Bacharel de formação — “Fui estudar Direito porque os escritores estudavam Direito, muitos” —, foi adido cultural, professor e diretor de banco, ocupação que abandonou depressa, mas se via sobretudo como jornalista, carreira que abraçou desde os 16 anos. “Entrei no jornalismo exatamente como cachorro entra na igreja: porque achei a porta aberta”, gostava de dizer. Havia uma dose de verdade na pilhéria. Seu pai era um dos dirigentes do jornal O Diário e foi lá que ele pisou pela primeira vez em uma redação. Em 1946, mudou-se para o Rio de Janeiro, destino natural para quem tivesse as suas pretensões, onde já o esperavam os amigos – também mineiros desterrados – Fernando Sabino e Paulo Mendes. Com o psicanalista Hélio Pellegrino, eles formariam o célebre grupo dos “quatro mineiros”, chamados por Otto de “cavaleiros de um íntimo apocalipse”.

“Sou jornalista, especialista em idéias gerais. Sei alguns minutos de muitos assuntos. E não sei nada”, definia-se. Teve mil empregos, entrevistou meio mundo, registrou diversos momentos decisivos da história do País. Esteve em todos os jornais e várias vezes em dois deles ao mesmo tempo. A prosa que espalhou ao longo do tempo pelas páginas efêmeras – “Texto de jornal é estação de trem depois que o trem passou. Deixou de ter interesse”, disse – é uma enorme obra literária dispersa, produção que ele nunca se preocupou em reunir em livro, mas que soube preservar. “Talvez aí, dispersa no dia-a-dia, esteja a sua grande obra. Otto guardou grande parte dos jornais em que publicou, textos que, se não fosse por ele, teriam desaparecido”, afirma Tatiana. “Ele parecia ter consciência do valor desse material e vontade de que ele fosse explorado porque deixou muitas notas explicativas. Há uma pequena lista de afazeres em que consta o nome de uma pessoa e, acima, uma identificação de quem era ela. O curioso é que a lista é de 1956 e a explicação foi escrita em 1991.” Imortal, eleito para a Academia Brasileira de Letras em 1979, Otto Lara Resende está ainda por ser descoberto.

Os manuscritos de O braço direito, corrigidos à exaustão; e foto de Otto Lara Resende ao lado das rotativas da Revista Manchete na década de 1990.

Exímio datilógrafo, não havia um erro em suas páginas.

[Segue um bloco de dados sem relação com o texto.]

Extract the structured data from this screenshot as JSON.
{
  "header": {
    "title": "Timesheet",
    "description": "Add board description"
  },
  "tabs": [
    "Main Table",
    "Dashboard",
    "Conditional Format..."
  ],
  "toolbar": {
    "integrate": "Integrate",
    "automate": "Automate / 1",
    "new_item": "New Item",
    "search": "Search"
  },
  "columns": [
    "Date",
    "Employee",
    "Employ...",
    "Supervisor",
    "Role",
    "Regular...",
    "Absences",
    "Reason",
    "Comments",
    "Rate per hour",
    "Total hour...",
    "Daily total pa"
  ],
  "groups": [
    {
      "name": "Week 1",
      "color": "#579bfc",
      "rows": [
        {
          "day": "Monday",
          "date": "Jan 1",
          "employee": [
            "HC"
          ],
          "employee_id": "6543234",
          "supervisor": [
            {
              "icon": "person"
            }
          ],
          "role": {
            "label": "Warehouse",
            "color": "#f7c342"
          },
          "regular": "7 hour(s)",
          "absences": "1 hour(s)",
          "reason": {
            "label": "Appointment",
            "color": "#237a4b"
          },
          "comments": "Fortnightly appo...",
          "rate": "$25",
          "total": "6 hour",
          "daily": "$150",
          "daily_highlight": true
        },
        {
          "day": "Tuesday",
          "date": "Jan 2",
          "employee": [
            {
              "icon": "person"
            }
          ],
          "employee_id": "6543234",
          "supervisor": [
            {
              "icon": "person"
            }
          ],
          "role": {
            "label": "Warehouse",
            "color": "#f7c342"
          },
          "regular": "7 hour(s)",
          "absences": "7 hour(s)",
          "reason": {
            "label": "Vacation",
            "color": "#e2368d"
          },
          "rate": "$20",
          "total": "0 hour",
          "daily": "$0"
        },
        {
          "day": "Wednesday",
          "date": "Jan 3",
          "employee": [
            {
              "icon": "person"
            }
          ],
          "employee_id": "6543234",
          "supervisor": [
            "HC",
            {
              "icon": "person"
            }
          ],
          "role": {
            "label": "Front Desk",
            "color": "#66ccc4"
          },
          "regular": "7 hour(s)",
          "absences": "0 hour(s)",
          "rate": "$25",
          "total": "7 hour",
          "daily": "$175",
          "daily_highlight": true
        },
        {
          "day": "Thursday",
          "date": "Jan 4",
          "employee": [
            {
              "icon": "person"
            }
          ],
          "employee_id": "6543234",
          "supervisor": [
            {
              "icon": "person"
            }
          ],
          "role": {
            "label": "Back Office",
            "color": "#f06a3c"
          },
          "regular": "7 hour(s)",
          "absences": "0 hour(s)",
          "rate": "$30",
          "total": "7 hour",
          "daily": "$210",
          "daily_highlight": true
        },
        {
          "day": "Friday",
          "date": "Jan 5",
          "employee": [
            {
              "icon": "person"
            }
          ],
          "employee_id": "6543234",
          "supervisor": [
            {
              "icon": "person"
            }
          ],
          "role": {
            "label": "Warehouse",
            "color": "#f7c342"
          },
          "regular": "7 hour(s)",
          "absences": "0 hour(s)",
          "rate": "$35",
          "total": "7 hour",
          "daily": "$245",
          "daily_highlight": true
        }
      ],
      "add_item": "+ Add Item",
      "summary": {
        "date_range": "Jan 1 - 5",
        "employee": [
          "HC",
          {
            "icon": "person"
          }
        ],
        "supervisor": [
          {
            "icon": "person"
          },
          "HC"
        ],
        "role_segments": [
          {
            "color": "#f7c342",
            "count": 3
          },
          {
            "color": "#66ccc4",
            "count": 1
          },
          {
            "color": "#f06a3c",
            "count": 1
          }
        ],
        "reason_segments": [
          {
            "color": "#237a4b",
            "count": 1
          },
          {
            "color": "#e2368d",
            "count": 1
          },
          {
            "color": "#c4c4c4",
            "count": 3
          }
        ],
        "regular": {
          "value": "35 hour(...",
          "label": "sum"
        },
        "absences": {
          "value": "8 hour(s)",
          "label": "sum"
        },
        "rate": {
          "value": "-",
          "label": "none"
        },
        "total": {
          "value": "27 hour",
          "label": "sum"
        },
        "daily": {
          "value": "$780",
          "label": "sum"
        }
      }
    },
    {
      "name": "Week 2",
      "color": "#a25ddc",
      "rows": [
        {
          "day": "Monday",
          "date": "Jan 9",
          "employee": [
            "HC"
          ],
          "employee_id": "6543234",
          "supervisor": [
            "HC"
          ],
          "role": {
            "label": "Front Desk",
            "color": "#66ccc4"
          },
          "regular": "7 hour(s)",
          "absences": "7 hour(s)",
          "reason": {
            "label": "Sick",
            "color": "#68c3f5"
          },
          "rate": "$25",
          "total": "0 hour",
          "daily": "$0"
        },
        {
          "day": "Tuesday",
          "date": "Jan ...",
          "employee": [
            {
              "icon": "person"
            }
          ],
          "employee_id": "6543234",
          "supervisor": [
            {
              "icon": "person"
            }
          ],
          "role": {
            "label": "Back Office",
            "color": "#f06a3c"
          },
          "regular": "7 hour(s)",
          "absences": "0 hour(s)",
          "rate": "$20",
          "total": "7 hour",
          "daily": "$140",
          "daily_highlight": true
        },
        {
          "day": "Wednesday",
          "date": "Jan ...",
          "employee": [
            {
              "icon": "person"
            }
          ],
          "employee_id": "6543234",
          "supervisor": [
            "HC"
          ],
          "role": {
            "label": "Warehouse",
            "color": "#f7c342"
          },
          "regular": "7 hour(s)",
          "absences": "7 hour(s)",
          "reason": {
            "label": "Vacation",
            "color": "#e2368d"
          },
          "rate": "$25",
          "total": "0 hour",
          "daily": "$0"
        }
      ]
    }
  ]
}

Escrevia limpo e correto, com absoluto domínio da língua, aprendida e debatida em casa, à mesa do jantar, pelo pai gramático. O mais carioca dos mineiros começaria como repórter do Diário de Notícias, depois passaria pelo O Globo, O Diário Carioca, Correio da Manhã, Revista Manchete — onde foi o responsável por uma grande reforma, levando para a revista nomes como Rubem Braga e o artista plástico Amílcar de Castro —, Jornal do Brasil, Última Hora (onde se aventurou até pela crítica de cinema, assinando sob o pseudônimo de J. O.), Folha de S. Paulo e Rede Globo. Na televisão, em meados dos anos 60, estreou apresentando “O pequeno mundo de Otto Lara Resende”. Certo é que jamais houve programa como aquele. Todas as noites, sem script, ele entrava no ar. Acesa a luz vermelha, disparava a falar por 60 segundos. O método era infalível, pelo menos até o dia em que o escritor Guimarães Rosa resolveu fazer-lhe um pedido: “Minha neta não acredita que sou famoso. Só vai acreditar se você disser o meu nome do ar”. Otto concordou, mas no dia marcado, quando a luz acendeu, ele teve pela primeira vez um branco. Os segundos passavam. Ao vivo, ele aparecia mudo, impassível diante da câmera. Foi cortado pelos comerciais. Saiu arrasado do estúdio. No entanto, quando parou o carro aquela noite, estacionou ao seu lado o ministro Nascimento e Silva, que, ao vê-lo, abriu os braços dizendo: “Otto, meus parabéns. Você, hoje, na televisão, foi genial. Só Charles Chaplin faria uma crítica tão inteligente a essa lei da censura que aprovamos hoje no governo”.

 
Otto Lara Resende escreve à máquina, no escritório de sua casa
Apresentando o programa "O pequeno mundo de Otto Lara Resende"
 
Brincando com seu filho Bruno em Bruxelas, em 1958
Obcecado pelo tema da morte, Otto no cemitério brasileiro de Pistoia

Quem? – “Eu sou aquele tipo de chato a quem não se pode perguntar como vai. Porque respondo, explico, entro em pormenores”, disse em uma entrevista a Paulo Mendes Campos que abre o segundo capítulo de Três Ottos, “Quem é OLR?”. Escrita à maneira de confissão, essa entrevista é documento curioso, uma espécie de auto-retrato, o mais próximo da autobiografia que Otto sempre se recusou a escrever. Além de “chato”, o autor de O braço direito se diz um obcecado pelos livros — “Livro é meu objeto sagrado, totêmico. Só gosto de ler. Meu único esporte. Não faço ginástica” —s e também um leitor compulsivo dos jornais. Já às 8 da manhã havia lido todos. Começava então a ligar para os amigos, já indignado, reclamando disso e daquilo. Dizia odiar o telefone, mas não resistia a ele e passava horas dependurado no aparelho. Também escrevia cartas e bilhetes sem conta para os amigos com quem não tinha conseguido falar e para aqueles com quem tinha acabado de falar. Se dizia grafômano e epistológrafo, atormentado pela mania de escrever. Espalhou centenas e centenas de cartas. Do seu arquivo, no IMS, constam, entre correspondência ativa e passiva, mais de 8 mil.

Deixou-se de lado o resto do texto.